Former Spanish king Juan Carlos now in exile in UAE

AFP
Spain's ex-king Juan Carlos, who went into exile in the face of graft allegations, is in the UAE, the royal palace said on Monday, ending the mystery over his whereabouts.
AFP
Former Spanish king Juan Carlos now in exile in UAE
AFP

In this file photo taken on April 14, 2014, Spain’s former king Juan Carlos greets UAE’s officials as he arrives for a session of the first UAE-Spain Economic Forum at the Emirates Palace hotel in Abu Dhabi.

Spain’s former king Juan Carlos, who went into exile this month in the face of graft allegations, is in the United Arab Emirates, the royal palace said on Monday, ending the mystery over his whereabouts.

The 82-year-old, who has long and warm relations with the Gulf monarchies, “traveled to the United Arab Emirates on August 3 and he remains there,” a spokesman said without giving further details.

In a surprise move, Juan Carlos announced on August 3 that he was leaving Spain to prevent his personal affairs from undermining his son King Felipe VI’s reign, but did not say where he would be going. The royal palace had up until now refused to reveal where Juan Carlos is living, saying he would announce it himself if necessary.

It was first reported that he had traveled to the Dominican Republic or Portugal, where he spent part of his youth, but Spanish daily newspaper ABC later said the former king had gone to Abu Dhabi, the capital of the UAE.

While Juan Carlos is not under formal investigation, revelations by his former mistress, German businesswoman Corinna Larsen, raise legal questions about his financial affairs which officials are looking into in Spain and Switzerland.

The daily Tribune de Geneve has reported that a Swiss prosecutor is focusing on US$100 million which that late Saudi king Abdullah allegedly deposited in 2008 into a Swiss bank account to which Juan Carlos had access.
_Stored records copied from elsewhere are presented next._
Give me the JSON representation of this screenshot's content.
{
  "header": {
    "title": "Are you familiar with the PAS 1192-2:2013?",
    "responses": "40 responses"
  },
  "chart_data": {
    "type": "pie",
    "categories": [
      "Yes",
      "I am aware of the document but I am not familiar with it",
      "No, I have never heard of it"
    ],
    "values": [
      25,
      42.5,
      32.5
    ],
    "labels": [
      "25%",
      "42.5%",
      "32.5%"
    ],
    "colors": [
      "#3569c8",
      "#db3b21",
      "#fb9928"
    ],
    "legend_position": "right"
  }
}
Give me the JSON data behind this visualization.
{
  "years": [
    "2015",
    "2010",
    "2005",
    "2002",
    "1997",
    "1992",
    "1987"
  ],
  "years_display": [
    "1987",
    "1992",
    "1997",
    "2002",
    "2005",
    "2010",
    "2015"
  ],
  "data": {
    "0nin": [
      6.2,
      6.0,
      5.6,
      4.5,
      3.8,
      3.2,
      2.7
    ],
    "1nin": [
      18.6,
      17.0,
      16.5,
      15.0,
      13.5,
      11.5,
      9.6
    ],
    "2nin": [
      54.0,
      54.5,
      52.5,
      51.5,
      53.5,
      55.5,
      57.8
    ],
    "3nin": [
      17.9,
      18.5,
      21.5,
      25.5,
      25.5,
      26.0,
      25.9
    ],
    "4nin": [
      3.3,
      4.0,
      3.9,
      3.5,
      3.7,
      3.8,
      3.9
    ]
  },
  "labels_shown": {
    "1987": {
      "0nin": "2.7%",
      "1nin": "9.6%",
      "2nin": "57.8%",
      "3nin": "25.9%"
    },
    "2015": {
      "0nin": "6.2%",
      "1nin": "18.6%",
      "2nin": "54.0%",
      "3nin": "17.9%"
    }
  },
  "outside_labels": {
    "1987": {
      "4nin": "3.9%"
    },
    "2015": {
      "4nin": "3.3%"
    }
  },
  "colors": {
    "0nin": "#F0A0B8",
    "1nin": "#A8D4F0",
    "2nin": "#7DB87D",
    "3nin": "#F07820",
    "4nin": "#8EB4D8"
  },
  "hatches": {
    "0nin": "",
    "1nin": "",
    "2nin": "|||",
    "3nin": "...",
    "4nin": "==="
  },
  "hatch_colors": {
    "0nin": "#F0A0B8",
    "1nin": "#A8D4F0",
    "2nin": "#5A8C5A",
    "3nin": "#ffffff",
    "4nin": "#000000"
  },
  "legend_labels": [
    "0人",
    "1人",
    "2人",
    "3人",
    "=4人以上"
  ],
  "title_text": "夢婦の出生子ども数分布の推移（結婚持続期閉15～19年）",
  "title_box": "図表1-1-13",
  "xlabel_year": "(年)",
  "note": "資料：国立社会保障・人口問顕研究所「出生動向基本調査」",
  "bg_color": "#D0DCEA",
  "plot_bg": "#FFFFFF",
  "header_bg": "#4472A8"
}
In conversations which were apparently recorded without her knowledge that were leaked to the media, Larsen claimed Juan Carlos had collected a payoff relating to a 2011 high-speed rail contract in Saudi Arabia that was awarded to a consortium of Spanish firms. The 450-kilometer link between Mecca and Medina was inaugurated in 2018.

Spain’s Supreme Court in June announced an investigation to determine whether the contract had involved the “crime of corruption in international transactions” and whether Juan Carlos was legally responsible — but only for acts committed after his abdication in 2014, because of the immunity he enjoyed until then.

Juan Carlos ascended the throne in 1975 on the death of the fascist dictator Francisco Franco and ruled for 38 years before abdicating in favor of his son Felipe VI in June 2014 — just two years after he apologized to Spaniards for jetting off on an elephant-hunting trip in Africa with Larsen as Spain grappled with a financial crisis.